Mais moi ce qui m’intéresse, c’est de savoir ce qui se passe lorsque les caméas sont détournées, lorsque les envoyés spéciaux sont rentrés. Ce qui m’intéressait au Kosovo, c’était de percevoir les tensions restantes et la vie malgré tout dix ans après la fin de cette guerre dont les médias nous avaient saturés. Mais ça, c’était “intéressant oui, mais”. Point final. Et l’impression tout compte fait que tout le monde s’en tape. Je ne devrais pas faire ma surprise, il y a plus de place pour les morts que pour les vivants dans les médias, c’est comme ça. Et je ne devrais pas faire ma stupide, c’est aussi une question économique : les photographes indés ou d’agence sont plus sûrs de vendre leurs images sensationnalistes de catastrophes ou de guerres. Ce sont elles qui font les doubles dans Newsweek et les covers des quotidiens du monde entier.
Tant que j’y suis, allez donc lire ceci : Like moths to a flame, ça résume très bien ces contradictions et mon ambivalence. Et même l’ambivalence générale de la couverture médiatique d’un événement de ce genre. Lisez tout l’article et même celui-ci A pack of war paparrazi.

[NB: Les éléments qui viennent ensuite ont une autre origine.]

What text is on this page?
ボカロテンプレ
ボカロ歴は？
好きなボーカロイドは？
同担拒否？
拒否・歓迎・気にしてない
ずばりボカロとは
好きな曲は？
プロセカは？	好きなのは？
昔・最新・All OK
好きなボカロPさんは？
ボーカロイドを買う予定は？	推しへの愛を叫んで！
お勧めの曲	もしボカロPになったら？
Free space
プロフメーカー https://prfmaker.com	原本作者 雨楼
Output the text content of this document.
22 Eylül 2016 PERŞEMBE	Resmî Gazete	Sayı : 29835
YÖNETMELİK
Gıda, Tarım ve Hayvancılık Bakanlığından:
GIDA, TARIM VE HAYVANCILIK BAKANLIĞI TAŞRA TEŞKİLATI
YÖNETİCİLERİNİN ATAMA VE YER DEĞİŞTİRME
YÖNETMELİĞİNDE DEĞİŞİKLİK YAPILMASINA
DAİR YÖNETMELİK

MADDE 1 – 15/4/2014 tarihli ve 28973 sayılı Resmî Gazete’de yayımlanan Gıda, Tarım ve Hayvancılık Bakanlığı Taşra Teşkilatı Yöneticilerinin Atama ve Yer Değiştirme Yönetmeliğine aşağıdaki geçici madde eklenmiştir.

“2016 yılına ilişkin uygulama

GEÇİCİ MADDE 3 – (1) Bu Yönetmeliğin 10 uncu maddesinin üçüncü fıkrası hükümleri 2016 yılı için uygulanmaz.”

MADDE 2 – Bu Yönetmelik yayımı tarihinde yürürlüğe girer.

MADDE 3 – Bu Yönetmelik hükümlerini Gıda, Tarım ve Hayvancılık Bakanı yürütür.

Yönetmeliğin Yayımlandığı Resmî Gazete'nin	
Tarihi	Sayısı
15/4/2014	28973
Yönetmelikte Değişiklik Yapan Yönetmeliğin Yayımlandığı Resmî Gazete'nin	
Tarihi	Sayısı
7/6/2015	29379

17 janvier déjà, et moi et moi et moi. Je ne vois plus le temps passer. Je passe mes journées à tourner de bien chouettes vidéos et à les monter. Le soir, quand je ne suis pas trop crevée, je bosse sur d’autres trucs. Les trucs en retard. Un diapo sonore très chouette qui attend d’être fini et chouine de frustration. Des negs à scanner qui criaillent aussi. Des photos déçues de ne pas avoir fait partie du premier choix qui hurlent aussi bosse-moi ! Mon portfolio qui attend une update et qui commence à s’énerver. Tout ça, ça fait un boucan de tous les diables, alors je mets ma musique encore plus fort, ça couvre le brouhaha environnant pour un temps.

Et puis sinon, si vous passez par Marly le Roi, entre St Germain en Laye et Versailles, par là, arrêtez-vous au Centre Culturel Jean Vilar, j’y expose une douzaine de portraits d’Afrique et autant d’histoires, c’est une expo commune avec mon cousin et un ami à lui et c’est bien beau et c’est jusqu’au 20 février.
Et si vous pouvez pas y aller, vous pouvez quand même acheter le mini catalogue de l’expo par ici.

C’était le bordel ce post, mais on est le 17 janvier déjà et je me sens un peu comme le lapin blanc.